Context and Relevance
This work links ecology, cell biology and genomics to show how a natural, cyclical stress (evaporation/refilling and salinity swings) can entrain a life cycle that alternates between multicellularity and unicellularity. The findings matter for understanding how different routes to multicellularity (clonal vs aggregative) can coexist and be adaptively regulated — with implications for hypotheses about the origins of animal multicellularity and for how environmental scaffolding can shape life-cycle evolution. Using field data plus mechanistic lab work and genome analyses gives the study strong ecological and evolutionary credibility.
Why should I read this?
Short version: it’s neat and a bit surprising. These researchers found a choanoflagellate that can be multicellular two different ways and flips between them depending on salt.

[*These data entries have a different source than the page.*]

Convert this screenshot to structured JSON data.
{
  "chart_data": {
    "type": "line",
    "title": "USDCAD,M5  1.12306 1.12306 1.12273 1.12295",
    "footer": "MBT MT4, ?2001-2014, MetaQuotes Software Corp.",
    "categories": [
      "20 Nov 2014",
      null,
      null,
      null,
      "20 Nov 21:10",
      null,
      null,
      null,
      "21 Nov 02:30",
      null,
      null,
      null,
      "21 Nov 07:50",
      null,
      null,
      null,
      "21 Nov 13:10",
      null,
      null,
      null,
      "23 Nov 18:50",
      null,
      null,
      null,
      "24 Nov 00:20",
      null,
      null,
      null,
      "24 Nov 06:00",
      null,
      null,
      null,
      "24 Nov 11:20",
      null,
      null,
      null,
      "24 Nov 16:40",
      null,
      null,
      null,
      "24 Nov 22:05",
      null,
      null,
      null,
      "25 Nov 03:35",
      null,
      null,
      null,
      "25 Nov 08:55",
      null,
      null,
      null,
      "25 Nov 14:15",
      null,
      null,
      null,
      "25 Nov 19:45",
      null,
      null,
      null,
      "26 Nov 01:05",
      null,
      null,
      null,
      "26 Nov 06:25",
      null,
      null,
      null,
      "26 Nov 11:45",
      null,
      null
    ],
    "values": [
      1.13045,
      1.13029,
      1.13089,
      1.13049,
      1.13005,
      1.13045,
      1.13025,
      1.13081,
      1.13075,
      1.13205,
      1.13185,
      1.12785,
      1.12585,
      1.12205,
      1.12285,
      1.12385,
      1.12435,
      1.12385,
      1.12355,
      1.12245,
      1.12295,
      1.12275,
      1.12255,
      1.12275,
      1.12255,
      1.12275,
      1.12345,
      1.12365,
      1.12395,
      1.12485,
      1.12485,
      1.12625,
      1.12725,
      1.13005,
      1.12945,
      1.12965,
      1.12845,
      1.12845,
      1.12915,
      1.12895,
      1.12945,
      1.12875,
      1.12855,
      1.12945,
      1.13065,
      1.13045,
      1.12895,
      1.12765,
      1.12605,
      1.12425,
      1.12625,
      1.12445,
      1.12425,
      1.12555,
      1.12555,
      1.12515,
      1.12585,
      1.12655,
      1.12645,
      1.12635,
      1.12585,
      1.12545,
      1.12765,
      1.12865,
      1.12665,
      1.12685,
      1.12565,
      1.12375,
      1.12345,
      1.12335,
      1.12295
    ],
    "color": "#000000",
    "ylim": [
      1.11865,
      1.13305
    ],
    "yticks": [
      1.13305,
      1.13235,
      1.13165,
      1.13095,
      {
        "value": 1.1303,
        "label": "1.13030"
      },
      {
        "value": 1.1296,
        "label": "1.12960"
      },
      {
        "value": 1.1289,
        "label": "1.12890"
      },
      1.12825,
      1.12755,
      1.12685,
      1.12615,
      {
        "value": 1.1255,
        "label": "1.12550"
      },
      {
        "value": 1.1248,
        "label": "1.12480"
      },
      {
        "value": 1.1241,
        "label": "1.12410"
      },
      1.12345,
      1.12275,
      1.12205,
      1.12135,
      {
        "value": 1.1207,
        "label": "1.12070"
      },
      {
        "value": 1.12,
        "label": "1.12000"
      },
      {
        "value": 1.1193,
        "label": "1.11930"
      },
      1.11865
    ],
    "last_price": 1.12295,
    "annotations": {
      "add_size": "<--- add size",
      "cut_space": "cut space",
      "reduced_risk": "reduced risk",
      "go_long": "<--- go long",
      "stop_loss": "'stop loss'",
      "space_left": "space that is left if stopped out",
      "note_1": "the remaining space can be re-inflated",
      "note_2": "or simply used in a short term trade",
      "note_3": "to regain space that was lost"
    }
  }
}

If you care about how multicellularity can arise and stick around in messy real-world habitats, this paper packs field work, microscopy, experiments and genomics into one tidy package — we’ve done the skimming for you, but the full paper is worth a proper read if you want the methods and candidate genes.
Author style
Punchy: This paper is a must-see for evo‑biologists and microbial ecologists — it reframes the neat dichotomy between clonal and aggregative multicellularity as a flexible spectrum controlled by environment. If you follow the evolution of complex life histories or the ecological drivers of multicellularity, read the main text and methods closely: the field–lab–genomics interplay is where the real insights live.